DOI: 10.18287/2412-6179-CO-1151

Страницы: 53-61.

Язык статьи: English.

Tin oxide (SnO2) thin films was prepared by dip-coating technique at various bath temperatures (313, 333, 353 and 373 K) and annealed at 673 K in this study. And the obtained results were studied and correlated with the computational method. Scanning electron microscopy (SEM) investigation demonstrated that the prepared samples are spherical with agglomeration. The elemental analysis (EDAX) confirms the presence of Sn and O. Further, the SnO2 thin films microstructures are simulated, their thermodynamic and surface properties have been calculated. Micro-Raman spectra were recorded for the prepared samples. Micro-Raman results exhibit the first-order Raman mode E1g (475 cm−1) indicating that the grown SnO2 belongs to the rutile structure. In addition, the envelope method used for studying optical characteristics of the thin films from the transmittance spectra. The semiconducting nature of the films has been noticed from linear I-V characteristics. Furthermore, the electrical conductivity studies suggest that the highest conductivity samples acquire the lowest activation energy and their values are also in the semiconducting range.

Ключевые слова:
SnO2 thin films, dip-coating technique, computational method, thermodynamic and surface characteristics, gibbs free energy and electrical conductivity.
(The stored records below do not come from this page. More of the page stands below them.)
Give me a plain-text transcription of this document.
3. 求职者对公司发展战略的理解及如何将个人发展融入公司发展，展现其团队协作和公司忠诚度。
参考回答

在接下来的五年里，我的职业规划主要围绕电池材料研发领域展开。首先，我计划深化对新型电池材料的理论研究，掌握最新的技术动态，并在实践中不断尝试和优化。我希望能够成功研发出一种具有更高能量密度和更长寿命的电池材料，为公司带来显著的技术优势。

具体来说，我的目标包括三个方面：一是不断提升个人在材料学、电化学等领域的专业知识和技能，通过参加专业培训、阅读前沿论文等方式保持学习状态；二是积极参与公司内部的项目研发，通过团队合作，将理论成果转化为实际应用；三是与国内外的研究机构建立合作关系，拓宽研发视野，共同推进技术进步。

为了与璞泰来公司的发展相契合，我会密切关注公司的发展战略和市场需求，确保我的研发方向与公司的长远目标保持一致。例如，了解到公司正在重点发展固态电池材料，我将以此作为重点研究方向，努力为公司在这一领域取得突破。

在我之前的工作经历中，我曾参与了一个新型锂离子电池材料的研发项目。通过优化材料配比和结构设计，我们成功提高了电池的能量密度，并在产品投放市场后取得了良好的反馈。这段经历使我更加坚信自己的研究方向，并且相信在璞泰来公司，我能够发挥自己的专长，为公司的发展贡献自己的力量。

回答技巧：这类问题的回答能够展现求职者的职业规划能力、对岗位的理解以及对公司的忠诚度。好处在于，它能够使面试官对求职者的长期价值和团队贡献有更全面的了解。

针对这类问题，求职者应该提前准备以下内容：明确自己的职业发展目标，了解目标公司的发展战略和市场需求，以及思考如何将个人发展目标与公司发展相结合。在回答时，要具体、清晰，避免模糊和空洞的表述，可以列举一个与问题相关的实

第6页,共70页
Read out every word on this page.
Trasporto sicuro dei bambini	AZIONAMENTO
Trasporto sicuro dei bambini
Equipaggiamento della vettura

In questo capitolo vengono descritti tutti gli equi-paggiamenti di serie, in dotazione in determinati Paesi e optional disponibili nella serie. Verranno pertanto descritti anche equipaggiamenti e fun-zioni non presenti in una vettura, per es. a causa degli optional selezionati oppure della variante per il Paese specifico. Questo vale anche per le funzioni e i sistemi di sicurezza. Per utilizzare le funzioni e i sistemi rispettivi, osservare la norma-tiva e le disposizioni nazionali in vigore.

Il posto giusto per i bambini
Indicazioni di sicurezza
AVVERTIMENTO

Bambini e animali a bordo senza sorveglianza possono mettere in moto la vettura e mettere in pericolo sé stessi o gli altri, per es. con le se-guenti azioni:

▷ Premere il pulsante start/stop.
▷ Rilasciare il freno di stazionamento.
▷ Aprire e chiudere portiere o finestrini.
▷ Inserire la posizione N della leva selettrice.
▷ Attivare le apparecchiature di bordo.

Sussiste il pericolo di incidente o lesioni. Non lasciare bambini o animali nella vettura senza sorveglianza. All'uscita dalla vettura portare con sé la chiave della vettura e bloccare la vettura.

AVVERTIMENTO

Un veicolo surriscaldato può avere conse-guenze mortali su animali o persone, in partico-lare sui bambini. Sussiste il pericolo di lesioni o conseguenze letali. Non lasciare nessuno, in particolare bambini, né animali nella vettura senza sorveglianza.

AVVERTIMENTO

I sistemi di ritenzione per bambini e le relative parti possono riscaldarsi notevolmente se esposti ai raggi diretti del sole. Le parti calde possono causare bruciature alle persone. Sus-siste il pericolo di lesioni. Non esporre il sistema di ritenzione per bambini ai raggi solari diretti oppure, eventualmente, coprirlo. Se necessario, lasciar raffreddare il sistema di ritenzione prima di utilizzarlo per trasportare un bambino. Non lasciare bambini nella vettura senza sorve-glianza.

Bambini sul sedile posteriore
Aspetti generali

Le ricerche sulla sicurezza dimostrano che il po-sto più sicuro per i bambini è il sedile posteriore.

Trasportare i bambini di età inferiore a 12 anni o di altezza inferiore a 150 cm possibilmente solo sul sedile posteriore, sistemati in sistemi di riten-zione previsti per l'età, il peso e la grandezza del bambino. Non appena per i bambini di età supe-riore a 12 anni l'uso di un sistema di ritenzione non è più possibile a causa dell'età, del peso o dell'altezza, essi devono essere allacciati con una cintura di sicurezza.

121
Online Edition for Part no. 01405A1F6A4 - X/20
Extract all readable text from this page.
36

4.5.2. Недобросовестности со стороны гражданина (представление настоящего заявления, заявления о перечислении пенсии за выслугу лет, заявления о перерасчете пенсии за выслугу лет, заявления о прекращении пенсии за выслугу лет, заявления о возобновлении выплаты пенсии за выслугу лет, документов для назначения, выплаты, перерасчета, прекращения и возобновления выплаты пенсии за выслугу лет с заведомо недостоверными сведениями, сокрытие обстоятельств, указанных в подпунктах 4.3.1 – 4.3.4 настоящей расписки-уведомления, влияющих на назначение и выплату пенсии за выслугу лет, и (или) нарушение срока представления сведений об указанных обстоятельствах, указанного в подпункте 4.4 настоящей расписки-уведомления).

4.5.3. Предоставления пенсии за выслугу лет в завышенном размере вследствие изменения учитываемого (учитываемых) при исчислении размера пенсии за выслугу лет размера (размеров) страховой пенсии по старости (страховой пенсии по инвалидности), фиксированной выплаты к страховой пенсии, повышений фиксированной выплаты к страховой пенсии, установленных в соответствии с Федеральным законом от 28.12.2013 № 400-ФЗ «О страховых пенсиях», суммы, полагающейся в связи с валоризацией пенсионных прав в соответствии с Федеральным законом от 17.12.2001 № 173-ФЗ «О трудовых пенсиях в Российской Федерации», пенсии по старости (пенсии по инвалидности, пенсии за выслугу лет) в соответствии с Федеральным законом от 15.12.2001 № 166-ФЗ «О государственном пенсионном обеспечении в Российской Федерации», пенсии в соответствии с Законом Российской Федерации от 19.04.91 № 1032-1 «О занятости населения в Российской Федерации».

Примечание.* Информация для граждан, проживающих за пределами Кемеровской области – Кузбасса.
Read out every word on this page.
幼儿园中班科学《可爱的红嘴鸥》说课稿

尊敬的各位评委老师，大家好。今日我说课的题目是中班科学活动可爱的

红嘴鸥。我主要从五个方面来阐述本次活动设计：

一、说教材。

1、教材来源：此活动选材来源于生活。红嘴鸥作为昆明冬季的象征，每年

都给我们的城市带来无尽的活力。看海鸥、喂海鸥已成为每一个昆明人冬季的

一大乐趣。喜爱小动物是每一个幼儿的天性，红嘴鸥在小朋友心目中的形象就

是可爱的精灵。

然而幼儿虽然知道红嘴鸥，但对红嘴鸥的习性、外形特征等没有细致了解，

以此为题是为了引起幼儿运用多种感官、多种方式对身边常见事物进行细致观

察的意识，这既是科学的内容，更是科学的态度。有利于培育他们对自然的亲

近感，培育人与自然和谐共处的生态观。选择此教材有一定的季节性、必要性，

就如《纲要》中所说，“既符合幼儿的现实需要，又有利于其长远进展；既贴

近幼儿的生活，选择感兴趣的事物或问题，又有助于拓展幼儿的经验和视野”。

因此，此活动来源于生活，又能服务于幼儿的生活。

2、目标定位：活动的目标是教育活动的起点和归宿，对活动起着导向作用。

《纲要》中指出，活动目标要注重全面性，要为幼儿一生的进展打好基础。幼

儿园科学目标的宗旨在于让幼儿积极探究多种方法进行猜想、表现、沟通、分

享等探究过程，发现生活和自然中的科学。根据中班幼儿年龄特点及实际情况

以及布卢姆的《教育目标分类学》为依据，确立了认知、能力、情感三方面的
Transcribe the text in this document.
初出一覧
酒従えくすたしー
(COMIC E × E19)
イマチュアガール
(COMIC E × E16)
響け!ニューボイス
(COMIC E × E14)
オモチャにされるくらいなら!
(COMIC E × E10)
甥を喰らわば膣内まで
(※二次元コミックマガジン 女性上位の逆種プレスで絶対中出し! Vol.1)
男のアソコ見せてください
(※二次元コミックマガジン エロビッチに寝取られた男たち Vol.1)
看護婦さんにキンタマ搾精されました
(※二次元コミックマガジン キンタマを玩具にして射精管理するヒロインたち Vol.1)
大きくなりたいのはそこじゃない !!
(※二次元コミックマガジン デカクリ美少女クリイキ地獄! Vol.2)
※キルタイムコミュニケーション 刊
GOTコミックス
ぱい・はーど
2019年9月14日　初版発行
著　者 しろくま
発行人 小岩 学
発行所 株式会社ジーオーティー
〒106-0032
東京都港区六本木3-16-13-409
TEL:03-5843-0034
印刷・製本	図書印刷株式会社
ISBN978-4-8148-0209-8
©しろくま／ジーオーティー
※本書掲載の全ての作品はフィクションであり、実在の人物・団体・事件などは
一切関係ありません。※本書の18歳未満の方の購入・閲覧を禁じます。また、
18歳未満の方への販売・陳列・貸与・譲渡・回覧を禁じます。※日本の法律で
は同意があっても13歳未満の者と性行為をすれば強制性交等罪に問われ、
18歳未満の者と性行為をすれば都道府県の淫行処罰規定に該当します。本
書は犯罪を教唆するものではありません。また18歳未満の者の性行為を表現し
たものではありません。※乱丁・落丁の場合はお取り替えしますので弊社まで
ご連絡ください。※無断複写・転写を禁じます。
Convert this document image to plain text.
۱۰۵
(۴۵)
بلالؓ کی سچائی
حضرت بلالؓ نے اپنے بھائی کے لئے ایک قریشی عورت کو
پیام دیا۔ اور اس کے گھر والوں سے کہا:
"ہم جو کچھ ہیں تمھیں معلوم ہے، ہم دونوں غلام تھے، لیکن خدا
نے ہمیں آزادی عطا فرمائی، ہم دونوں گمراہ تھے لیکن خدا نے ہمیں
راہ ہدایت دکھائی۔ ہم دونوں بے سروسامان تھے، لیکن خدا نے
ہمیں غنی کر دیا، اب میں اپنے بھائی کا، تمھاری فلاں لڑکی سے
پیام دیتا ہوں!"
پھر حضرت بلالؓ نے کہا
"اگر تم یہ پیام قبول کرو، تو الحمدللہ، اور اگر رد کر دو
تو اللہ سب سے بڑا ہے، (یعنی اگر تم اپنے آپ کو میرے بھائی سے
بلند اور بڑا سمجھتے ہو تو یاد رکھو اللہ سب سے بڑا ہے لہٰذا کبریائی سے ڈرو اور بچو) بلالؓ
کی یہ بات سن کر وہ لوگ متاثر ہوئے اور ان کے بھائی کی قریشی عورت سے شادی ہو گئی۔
The work was supported by Act 211 Government of the Russian Federation, contract 02.A03.21.0011 and by the Ministry of Science and Higher Education of Russia (Grant FENU-2020-0019).

Gurushankar K, Grishina M, Gohulkumar M, Kannan K. Computational and experimental studies on SnO2 thin films at various temperatures. Computer Optics 2023; 47 (1): 53-61. DOI: 10.18287/2412-6179-CO-1151.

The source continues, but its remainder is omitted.